Some classes based on C and C + + do not have good destructors, so we need to release them ourselves. If the content managed by the smart pointer is not the memory allocated by new, you need to pass a delegator according to this class.

shared_ptr<T> P(q,deleter) //p takes over the content pointed to by q, and the deleter is a callable object (deleter)


Management mode: monopolize the dynamic object and bind to the pointer returned by new. When it is destroyed, the pointing object is also destroyed, which is the same as shared_ PTRs are different, such as shared copies_ PTR, which is destroyed only decrements the number of references.

Initialization method: and shared_ Similar to PTR, we want to display initialization. But it's different because unique_ptr management mode, we can not use copy and assignment operations.

unique_ptr<int> p(new int(1024));

You can also bind to another unique by releasing / reset_ PTR.

unique_ptr<int> p2(p.release()); //release returns a pointer to the object that p points to

unique_ptr<int> p3(new int(512);
p2.reset(p3.release());			//The reset operation will release the object it originally pointed to
p2.release(); //Separate release pointer control cannot release resources. */
delete p2;	//You need to explicitly delete unique using direct memory management_ ptr

unique_ptr can copy or assign a unique to be destroyed_ PTR, for example, can return a unique from the function_ ptr.

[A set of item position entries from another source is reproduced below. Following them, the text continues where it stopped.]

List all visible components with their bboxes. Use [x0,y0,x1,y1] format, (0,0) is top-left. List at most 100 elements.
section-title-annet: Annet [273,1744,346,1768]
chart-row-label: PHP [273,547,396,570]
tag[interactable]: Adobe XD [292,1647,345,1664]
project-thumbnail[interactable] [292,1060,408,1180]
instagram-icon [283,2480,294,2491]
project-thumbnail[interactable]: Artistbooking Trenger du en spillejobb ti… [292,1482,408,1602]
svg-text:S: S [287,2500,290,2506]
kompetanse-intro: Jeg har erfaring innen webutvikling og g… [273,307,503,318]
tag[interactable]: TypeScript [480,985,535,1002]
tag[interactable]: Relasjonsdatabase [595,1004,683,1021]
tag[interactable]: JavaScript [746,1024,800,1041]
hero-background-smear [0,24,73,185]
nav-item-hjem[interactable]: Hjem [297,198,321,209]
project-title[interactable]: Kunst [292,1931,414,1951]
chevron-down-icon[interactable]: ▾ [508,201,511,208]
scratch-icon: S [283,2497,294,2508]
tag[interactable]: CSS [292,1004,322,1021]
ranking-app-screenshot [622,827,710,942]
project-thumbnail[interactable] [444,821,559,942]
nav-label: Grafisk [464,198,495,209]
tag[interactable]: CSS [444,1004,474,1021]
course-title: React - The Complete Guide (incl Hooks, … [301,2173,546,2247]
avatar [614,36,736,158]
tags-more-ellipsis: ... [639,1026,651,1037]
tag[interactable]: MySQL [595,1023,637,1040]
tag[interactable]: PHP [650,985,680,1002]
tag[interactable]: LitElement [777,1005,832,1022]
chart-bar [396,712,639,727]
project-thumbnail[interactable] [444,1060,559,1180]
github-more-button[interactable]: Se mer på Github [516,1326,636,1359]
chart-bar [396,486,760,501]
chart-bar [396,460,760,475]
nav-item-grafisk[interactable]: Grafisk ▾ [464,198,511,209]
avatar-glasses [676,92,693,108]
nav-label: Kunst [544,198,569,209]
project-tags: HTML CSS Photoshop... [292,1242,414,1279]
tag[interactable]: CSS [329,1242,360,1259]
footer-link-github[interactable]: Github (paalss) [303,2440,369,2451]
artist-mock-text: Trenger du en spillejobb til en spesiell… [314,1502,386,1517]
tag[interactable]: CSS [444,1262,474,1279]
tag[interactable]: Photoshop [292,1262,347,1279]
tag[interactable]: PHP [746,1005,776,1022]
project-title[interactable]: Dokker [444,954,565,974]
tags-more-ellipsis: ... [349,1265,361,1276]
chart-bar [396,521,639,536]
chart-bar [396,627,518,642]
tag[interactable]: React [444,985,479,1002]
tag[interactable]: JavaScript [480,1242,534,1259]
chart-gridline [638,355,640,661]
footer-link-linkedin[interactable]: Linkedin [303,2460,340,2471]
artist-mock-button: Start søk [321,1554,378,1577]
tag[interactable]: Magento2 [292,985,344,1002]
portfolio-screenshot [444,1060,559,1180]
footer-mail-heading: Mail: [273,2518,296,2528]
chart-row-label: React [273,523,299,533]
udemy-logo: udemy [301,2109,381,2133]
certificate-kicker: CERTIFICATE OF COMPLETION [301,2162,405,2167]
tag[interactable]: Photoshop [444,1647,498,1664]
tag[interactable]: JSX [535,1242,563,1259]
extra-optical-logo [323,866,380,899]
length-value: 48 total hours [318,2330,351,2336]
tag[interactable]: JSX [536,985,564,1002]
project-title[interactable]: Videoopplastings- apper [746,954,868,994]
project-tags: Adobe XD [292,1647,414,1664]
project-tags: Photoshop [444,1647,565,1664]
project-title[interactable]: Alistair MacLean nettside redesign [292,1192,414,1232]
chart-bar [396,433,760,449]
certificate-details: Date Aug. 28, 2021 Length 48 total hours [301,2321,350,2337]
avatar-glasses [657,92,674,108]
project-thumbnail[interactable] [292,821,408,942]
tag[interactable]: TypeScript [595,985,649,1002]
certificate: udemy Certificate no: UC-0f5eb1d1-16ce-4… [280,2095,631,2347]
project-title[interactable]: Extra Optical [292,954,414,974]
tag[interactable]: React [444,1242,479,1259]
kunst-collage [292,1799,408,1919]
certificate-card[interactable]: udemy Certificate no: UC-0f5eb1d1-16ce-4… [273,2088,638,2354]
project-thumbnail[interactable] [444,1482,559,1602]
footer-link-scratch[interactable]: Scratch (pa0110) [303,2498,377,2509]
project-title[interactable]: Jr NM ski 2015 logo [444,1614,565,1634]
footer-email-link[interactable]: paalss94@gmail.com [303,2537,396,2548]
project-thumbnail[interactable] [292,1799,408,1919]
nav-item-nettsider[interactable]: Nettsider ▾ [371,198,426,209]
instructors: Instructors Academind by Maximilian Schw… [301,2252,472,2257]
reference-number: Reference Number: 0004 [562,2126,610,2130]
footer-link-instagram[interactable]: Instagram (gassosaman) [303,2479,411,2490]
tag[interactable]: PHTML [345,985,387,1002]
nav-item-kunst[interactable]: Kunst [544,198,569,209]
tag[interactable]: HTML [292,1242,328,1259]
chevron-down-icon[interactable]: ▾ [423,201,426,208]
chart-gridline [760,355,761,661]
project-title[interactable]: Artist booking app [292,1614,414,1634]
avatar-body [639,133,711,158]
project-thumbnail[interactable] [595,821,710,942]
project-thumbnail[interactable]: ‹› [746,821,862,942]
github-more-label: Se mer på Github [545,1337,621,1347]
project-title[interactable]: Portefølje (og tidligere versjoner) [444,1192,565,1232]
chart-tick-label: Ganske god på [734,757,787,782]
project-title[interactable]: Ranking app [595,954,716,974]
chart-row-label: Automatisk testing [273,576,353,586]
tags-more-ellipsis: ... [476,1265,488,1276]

Overload unique_ Default deletion of PTR:

unique_ptr<objT,delT> p (new objT,fcn);//The delT object is used to release objT objects. fcn is an object of type delT


Management mode: Companion class & weak reference, pointing to shared_ptr manages the object, but does not control the lifetime of the object, so its creation will not affect shared_ptr has an impact on the number of references. Furthermore, it is uncertain whether the object it points to still exists or not.

Initialization method: use a shared_ptr initialization. Or implicitly initialize to null.

shared_ptr<int> p(new int(1024));
weak_ptr<int> p2(p);

Because of its management, we need to confirm unique_ptr is used to check whether the pointing object exists.

if(shared_ptr<int> p = p2.lock()){
	//Using p security to access objects

With lock, we can use weak_ptr writes an adjoint pointer class, which will not affect the life cycle of the adjoint class resources, but can check the resources of the adjoint class to prevent access to some resources.